Landtag intern 1/2016
Informationen für die Bürgerinnen und Bürger

Pro und Contra Sperrklausel
Anhörung zur geplanten Wiedereinführung

Von Michael Zabka


21. Januar 2016 - SPD, CDU und GRÜNE wollen eine Sperrklausel von 2,5 Prozent bei Kommunalwahlen einführen. Damit könne eine "Zersplitterung der Kommunalvertretungen", die die Handlungsfähigkeit der Räte und Kreistage beeinträchtige, verhindert werden. In einer Anhörung des Hauptausschusses und des Ausschusses für Kommunalpolitik äußerten sich zahlreiche Sachverständige dazu.


Grundlage der Anhörung war ein Gesetzentwurf von SPD, CDU und GRÜNEN (Drs. 16/9795). Nachdem der NRW-Verfassungsgerichtshof 1999 die bis dahin geltende 5-Prozent-Sperrklausel für verfassungswidrig erklärt und das Land die entsprechenden gesetzlichen Bestimmungen dazu gestrichen hatte, sei es zu einer "Zersplitterung der Kommunalvertretungen" gekommen, heißt es im Entwurf. Die Handlungsfähigkeit der Räte und Kreistage sei dadurch beeinträchtigt. U. a. könnten sich Tagesordnungen und Sitzungen "in einem unvertretbaren Maß in die Länge ziehen".

Dies bestätigte die Arbeitsgemeinschaft der kommunalen Spitzenverbände NRW (Städtetag, Landkreistag, Städte- und Gemeindebund): "Ausschuss- und Rats- sowie Kreistagssitzungen dauern teilweise bis weit in die Nacht, weil mitunter gerade die Vertreter von Splitterparteien und Einzelmandatsträger durch das Stellen immer neuer Anträge oder von Nachfragen die Entscheidungsfindung verzögern."
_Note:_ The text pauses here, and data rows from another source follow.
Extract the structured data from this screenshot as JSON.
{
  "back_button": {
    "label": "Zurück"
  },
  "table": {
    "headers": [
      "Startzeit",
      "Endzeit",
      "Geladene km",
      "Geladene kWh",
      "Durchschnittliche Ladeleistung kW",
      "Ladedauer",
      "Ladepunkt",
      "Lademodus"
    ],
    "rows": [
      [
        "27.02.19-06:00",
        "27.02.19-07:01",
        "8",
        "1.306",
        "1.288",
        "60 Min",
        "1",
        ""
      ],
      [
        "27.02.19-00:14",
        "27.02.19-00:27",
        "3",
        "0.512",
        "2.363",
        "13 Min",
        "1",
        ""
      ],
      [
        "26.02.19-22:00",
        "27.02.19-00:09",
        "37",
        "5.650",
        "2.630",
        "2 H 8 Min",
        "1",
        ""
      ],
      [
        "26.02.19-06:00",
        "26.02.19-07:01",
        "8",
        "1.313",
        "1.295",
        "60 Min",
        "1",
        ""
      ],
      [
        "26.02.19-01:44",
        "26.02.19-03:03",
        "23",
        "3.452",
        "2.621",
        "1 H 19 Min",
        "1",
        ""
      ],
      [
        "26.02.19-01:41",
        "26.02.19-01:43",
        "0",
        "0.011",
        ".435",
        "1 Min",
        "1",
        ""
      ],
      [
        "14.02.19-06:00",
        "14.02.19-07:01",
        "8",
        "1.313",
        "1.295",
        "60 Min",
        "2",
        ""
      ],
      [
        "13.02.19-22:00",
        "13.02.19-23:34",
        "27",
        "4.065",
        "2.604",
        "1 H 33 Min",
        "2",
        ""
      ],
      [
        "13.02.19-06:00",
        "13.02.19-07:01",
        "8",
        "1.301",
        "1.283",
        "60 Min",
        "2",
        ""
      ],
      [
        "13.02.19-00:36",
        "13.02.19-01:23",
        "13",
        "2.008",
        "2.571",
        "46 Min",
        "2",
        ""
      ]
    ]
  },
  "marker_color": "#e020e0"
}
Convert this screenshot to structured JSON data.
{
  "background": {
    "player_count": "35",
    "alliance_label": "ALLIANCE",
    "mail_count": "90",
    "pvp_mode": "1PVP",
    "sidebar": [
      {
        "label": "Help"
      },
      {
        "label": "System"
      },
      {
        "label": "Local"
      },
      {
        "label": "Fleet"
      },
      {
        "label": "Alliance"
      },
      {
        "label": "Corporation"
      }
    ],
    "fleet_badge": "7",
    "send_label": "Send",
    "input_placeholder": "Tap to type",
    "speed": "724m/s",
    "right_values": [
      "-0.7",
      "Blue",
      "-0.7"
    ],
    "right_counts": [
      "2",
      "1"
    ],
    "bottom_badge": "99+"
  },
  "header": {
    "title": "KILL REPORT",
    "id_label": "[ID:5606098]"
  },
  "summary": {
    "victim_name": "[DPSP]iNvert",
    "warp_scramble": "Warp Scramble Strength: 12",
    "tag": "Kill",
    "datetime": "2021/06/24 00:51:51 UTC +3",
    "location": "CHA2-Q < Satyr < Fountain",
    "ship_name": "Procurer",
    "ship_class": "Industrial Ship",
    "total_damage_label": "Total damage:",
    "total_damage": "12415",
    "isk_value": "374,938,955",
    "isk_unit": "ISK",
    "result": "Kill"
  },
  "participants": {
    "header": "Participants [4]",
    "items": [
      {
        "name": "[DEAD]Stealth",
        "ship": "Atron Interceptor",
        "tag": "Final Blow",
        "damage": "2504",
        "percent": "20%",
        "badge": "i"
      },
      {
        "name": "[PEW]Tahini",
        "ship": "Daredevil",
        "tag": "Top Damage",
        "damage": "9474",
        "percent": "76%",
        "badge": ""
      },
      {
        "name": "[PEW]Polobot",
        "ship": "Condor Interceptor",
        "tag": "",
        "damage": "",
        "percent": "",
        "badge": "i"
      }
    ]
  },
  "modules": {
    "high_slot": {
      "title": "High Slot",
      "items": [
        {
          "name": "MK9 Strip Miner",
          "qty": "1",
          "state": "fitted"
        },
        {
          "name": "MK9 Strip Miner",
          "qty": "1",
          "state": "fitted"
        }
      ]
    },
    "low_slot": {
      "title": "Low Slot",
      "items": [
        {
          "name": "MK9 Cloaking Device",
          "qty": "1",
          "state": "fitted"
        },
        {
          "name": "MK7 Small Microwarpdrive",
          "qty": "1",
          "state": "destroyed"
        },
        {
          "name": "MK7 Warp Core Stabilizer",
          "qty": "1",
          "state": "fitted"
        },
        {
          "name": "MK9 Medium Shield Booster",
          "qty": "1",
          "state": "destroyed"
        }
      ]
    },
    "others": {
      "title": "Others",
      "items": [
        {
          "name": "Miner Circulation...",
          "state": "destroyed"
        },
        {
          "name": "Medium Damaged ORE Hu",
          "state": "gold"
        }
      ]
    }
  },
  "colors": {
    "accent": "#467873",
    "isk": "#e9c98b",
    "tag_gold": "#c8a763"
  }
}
Für die Verabschiedung des Haushalts 2016 sei in der Stadt Düsseldorf eine 15-stündige Ratssitzung erforderlich gewesen, so die Sozialdemokratische Gemeinschaft für Kommunalpolitik, die Kommunalpolitische Vereinigung der CDU und die Grünen/Alternativen in den Räten NRW in einer gemeinsamen Stellungnahme. Sie wiesen auf den zeitlichen Mehraufwand hin, denen ein ehrenamtliches Ratsmitglied ausgesetzt sei: "Extrem lange und strapaziöse Sitzungen belasten unmittelbar die Vereinbarkeit des kommunalen Mandats mit Beruf und Familie."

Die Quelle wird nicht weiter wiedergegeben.